Je suis au salon avec mon camarade, le curé erre comme une âme en peine, ne sachant où se mettre pour chasser ce mal imaginaire qu’il ne peut surmonter.
Je me réjouis d’être à demain où nous arriverons à Konakry en Guinée française. Nous sommes maintenant au large de Rio Nunez.

Mercredi 31 juillet

Quel beau coup d’œil ce matin à mon réveil. Nous sommes à un mille des Iles de Los, véritable décor de féerie ; de superbes forêts de palmiers, baobabs, bananiers, bambous géants, c’est la véritable Afrique, celle de mes rêves, dans toute sa beauté. Les côtes Marocaines, la Mauritanie, le Sénégal, brousse rôtie au milieu du désert sablonneux, misère devant cette richesse de végétation équatoriale, Konakry, sur le continent, derrière les îles de Los, à l’extrémité d’un cap se distingue déjà au milieu d’une végétation luxuriante. Notre vapeur obligé d’ancrer au large, à cause de la marée et c’est en chaloupe que nous gagnons la rive et le quai. Nous parcourons la ville en tous sens, elle est très étendue et sillonnée d’avenues ombragées par des manguiers dont les fruits délicieux nous tentent, des cocotiers, bananiers et des massifs de bambous. Les indigènes de couleur moins sombre que les Sénégalais sont de race Oussou, plus disciplinés et plus laborieux, somme aussi plus faciles et moins arrogants que leurs frères du Sénégal.
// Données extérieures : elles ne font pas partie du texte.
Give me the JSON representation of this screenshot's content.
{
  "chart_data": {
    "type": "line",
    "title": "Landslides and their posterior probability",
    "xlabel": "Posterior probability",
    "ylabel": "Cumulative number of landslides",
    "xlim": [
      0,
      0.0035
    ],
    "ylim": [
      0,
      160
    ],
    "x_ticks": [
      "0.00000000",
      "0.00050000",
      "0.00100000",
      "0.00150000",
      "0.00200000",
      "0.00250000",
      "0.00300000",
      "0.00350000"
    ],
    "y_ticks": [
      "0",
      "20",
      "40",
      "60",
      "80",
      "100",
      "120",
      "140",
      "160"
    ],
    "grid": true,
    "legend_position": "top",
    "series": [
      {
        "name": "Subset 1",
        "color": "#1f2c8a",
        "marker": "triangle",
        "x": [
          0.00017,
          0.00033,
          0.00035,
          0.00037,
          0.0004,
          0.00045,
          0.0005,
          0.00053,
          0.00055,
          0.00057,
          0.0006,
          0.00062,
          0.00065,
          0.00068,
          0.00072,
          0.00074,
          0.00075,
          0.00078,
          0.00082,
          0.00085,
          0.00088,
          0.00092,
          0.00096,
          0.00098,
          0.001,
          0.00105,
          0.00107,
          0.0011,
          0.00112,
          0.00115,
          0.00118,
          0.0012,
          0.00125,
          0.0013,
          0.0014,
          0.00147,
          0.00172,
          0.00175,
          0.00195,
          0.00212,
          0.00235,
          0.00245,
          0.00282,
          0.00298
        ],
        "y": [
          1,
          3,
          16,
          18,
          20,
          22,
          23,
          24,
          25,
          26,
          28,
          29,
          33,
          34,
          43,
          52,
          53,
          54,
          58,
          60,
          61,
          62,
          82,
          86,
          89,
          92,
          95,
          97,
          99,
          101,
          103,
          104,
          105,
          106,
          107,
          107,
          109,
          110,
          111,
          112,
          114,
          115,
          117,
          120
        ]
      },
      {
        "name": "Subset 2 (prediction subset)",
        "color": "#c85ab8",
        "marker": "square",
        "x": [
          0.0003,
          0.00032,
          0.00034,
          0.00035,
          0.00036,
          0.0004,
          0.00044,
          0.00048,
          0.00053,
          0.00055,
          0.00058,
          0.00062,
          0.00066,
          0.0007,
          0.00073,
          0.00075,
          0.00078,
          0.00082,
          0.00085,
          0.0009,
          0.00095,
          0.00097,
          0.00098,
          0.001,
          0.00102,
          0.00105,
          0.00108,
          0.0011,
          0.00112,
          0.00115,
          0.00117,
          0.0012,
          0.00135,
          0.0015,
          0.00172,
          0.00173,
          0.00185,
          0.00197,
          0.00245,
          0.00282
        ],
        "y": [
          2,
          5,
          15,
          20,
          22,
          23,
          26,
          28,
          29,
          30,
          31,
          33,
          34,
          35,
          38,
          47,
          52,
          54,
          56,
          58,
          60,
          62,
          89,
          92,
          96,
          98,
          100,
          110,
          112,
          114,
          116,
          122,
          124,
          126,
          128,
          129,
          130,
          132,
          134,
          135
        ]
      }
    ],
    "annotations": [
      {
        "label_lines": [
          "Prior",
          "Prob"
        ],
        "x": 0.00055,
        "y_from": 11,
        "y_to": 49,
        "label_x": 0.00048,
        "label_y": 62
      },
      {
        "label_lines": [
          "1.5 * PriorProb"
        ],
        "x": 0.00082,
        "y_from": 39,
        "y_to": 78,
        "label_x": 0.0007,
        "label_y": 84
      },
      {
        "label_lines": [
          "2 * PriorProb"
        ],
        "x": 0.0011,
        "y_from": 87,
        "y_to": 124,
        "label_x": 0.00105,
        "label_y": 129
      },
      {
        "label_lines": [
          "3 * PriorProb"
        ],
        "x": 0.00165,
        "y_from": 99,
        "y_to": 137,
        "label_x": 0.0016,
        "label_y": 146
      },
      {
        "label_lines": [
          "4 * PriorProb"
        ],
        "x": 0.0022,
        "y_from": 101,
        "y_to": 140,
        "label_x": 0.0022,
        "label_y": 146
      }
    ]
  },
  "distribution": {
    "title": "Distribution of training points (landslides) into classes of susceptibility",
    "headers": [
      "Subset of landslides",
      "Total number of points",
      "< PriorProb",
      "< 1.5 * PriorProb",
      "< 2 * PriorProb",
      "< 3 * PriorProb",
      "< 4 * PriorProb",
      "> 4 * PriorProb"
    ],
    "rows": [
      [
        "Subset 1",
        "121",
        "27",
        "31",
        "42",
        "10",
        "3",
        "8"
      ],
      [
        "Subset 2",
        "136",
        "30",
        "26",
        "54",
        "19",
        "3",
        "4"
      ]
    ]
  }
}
En ville, les Européens voyagent dans de confortables petites voiturettes aux roues caoutchoutées appelées pousse-pousse, tirées par des trotteurs nègres, les chevaux ne vivant pas dans cette région infestée par la mouche tsé-tsé. Sur le marché nous trouvons une quantité de fruits : ananas, mangues, bananes, goyaves, noix de coco, papayes et beaucoup d’autres, des légumes du pays : le manioc, dont on fait le tapioca, des aubergines, du piment et des quantités de poissons frais ou fumés.
Konakry est la capitale de la Guinée française siège du gouvernement, des administrateurs et des principaux commerçants. Mais l’heure du départ approche et à six heures par une épouvantable tornade nous quittons le port à destination de Monrovia, capitale de la république nègre de Libéria.